On 23 February 2018, LIST participated in the Efficient Crop Rotation Systems for Oilseed Rape (EFFO) Seminar organized by the Lycée Technique Agricole in Ettelbrück (LU) for the project of the same name. As well as bringing together the key players in Luxembourg’s agriculture industry, it also included participants from two German research institutions – the Landesforschungsanstalt für Landwirtschaft und Fischerei (Gülzow) and the Christian-Albrecht-University (Kiel) - who gave presentations on optimizing the use of fertilizers in autumn after sowing oilseed rape to guarantee a sustainable use of nitrogen.
As an EFFO project partner aiming to reduce pesticides in Luxembourg's water resources, Dr Michael Eickermann, a researcher in LIST’s Environmental Research and Innovation (ERIN) department, presented the institute’s research activity focusing mainly on the acquisition and scientific analysis of data.
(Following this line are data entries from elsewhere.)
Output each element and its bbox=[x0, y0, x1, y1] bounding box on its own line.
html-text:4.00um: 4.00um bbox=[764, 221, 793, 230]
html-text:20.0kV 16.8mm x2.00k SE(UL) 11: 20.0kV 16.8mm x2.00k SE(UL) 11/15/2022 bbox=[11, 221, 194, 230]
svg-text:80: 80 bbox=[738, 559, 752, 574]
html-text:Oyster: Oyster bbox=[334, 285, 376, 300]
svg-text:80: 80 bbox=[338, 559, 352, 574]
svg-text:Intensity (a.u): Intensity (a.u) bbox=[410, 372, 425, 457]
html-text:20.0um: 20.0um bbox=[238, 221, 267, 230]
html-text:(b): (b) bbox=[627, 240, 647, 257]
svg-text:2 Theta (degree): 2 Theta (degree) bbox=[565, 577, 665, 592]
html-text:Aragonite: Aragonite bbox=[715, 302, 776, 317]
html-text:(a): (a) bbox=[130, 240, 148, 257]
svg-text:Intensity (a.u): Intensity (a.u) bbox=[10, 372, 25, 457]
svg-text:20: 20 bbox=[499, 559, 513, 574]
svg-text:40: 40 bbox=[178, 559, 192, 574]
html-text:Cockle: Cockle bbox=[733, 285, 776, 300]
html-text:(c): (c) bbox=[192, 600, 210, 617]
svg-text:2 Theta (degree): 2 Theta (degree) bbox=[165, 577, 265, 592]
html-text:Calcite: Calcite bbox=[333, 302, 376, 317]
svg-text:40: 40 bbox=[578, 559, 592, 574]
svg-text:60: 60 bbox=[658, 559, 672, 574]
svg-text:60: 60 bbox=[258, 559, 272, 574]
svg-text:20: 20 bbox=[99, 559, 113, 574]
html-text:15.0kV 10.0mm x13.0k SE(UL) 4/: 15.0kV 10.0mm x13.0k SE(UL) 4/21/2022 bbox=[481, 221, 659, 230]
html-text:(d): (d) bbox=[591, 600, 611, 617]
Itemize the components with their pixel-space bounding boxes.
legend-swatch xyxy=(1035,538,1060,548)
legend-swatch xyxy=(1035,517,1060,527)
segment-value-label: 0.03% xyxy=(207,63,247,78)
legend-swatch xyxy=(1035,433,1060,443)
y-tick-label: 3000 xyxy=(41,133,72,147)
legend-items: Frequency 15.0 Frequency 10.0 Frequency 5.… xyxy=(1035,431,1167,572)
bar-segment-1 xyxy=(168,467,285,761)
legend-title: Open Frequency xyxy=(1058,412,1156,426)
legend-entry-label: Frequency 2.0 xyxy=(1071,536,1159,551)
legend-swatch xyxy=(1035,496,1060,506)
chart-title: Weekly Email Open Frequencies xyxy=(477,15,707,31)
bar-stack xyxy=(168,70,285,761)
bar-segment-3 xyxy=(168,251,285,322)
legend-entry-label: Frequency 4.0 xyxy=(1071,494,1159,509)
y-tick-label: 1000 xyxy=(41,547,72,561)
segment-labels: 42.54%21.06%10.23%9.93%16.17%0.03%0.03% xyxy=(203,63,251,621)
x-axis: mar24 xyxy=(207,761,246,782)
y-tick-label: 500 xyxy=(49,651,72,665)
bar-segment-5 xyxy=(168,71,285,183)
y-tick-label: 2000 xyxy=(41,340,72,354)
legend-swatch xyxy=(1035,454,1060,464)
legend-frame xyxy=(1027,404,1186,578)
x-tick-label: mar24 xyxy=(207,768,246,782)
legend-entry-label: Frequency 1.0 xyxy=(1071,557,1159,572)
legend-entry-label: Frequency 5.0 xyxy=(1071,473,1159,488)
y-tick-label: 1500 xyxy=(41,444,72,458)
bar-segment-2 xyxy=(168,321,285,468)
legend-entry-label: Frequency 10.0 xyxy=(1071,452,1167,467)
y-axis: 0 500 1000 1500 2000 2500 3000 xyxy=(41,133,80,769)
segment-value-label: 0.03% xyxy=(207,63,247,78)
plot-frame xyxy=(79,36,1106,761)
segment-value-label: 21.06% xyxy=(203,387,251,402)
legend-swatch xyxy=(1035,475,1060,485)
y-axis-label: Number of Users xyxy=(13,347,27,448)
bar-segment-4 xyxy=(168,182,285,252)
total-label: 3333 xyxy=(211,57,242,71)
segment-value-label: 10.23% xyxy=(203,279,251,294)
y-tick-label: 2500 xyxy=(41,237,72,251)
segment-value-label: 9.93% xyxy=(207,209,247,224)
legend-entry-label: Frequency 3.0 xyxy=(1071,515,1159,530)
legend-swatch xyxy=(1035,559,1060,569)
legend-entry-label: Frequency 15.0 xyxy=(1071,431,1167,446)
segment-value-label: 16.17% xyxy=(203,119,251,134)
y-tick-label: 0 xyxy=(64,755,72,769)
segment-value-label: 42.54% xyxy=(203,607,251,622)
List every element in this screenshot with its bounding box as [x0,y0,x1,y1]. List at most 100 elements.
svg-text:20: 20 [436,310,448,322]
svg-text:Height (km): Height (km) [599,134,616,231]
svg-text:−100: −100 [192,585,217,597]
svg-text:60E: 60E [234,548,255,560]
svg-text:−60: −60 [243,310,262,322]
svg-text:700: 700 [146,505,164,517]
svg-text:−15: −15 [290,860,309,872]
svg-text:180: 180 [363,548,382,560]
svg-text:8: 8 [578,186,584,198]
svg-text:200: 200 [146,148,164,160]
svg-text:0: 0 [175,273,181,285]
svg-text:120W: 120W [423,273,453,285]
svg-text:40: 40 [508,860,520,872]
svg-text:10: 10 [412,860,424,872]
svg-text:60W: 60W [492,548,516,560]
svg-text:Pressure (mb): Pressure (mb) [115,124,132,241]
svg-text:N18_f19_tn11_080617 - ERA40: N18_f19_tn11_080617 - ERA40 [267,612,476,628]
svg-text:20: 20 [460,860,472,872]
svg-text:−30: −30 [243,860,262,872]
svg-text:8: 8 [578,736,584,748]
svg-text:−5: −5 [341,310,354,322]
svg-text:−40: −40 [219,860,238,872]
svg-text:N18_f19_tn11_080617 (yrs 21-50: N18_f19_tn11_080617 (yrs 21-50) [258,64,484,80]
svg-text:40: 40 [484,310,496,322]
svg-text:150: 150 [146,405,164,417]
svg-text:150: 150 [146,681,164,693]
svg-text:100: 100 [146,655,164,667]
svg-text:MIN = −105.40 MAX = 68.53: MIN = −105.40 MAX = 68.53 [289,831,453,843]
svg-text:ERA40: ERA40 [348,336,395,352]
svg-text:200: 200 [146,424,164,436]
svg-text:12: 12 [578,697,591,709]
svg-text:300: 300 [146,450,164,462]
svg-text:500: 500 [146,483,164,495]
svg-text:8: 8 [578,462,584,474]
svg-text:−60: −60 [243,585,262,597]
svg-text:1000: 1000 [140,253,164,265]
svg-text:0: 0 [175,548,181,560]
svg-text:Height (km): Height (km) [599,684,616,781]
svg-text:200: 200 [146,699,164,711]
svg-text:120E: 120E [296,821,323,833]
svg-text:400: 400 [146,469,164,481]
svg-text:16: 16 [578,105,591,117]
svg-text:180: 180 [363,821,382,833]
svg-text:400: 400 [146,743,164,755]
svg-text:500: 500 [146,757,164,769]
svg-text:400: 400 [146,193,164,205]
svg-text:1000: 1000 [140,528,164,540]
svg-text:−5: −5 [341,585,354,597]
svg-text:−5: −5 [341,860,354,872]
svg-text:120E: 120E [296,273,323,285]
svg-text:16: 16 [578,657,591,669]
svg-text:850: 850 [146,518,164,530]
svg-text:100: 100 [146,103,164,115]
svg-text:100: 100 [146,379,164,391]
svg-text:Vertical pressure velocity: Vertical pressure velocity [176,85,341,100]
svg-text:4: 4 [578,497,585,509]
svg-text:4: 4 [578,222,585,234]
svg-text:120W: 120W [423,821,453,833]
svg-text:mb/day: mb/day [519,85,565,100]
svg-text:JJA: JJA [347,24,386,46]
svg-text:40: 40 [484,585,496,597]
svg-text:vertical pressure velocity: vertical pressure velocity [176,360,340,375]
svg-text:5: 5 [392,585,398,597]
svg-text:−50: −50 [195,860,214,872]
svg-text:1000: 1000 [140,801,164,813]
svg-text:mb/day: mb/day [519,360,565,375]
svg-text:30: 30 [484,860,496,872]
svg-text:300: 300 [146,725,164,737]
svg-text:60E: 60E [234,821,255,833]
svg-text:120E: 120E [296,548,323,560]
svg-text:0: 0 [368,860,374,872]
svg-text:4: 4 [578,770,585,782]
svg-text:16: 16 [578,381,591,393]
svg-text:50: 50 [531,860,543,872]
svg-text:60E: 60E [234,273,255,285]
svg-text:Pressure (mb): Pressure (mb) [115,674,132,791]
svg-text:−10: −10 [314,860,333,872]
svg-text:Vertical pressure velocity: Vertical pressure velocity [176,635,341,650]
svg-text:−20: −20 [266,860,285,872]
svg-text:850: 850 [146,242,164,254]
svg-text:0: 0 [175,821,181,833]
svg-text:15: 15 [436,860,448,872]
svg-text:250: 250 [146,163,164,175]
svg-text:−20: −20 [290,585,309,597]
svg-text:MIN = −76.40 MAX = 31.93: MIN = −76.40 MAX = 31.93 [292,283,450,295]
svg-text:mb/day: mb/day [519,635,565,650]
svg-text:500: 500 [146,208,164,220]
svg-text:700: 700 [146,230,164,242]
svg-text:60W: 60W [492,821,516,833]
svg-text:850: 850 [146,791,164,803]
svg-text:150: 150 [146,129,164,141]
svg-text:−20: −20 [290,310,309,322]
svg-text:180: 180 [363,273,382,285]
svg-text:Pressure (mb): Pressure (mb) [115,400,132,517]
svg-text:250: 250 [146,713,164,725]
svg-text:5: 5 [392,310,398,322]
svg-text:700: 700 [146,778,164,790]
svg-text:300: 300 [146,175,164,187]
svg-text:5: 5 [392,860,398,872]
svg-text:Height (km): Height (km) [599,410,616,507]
In November 2017, LIST and its partners revealed two encouraging results: organically-grown oilseed rape identified to be a real opportunity for organic farmers and a new technical approach based on drones, developed to identify weeds growing completely spontaneously in the field (see the related news, "How Luxembourg reduces pesticides in agriculture" published on 21 November 2017). Since then, progress has been made, with LIST researchers identifying different weed societies in the experimental location. The main weeds, field pansy, chickweed and shepherd's purse, have the potential to create large seed banks in the soil to threaten crops in the coming years.
The EFFO project has been funded by the Ministry of Sustainable Development and Infrastructure, the Ministry of Agriculture, Viticulture and Consumer Protection and the Ministry of Higher Education and Research since 2015. Led by the Fördergemeinschaft Integrierte Landbewirtschaftung, LIST is part of the partner consortium, along with the Chambre d’Agriculture and the Lycée Technique Agricole. Together, they try to optimize the production of winter oilseed rape from several environmental aspects and are working on identifying suitable cropping techniques and exploring potential substitutes based on multifaceted agricultural field trials.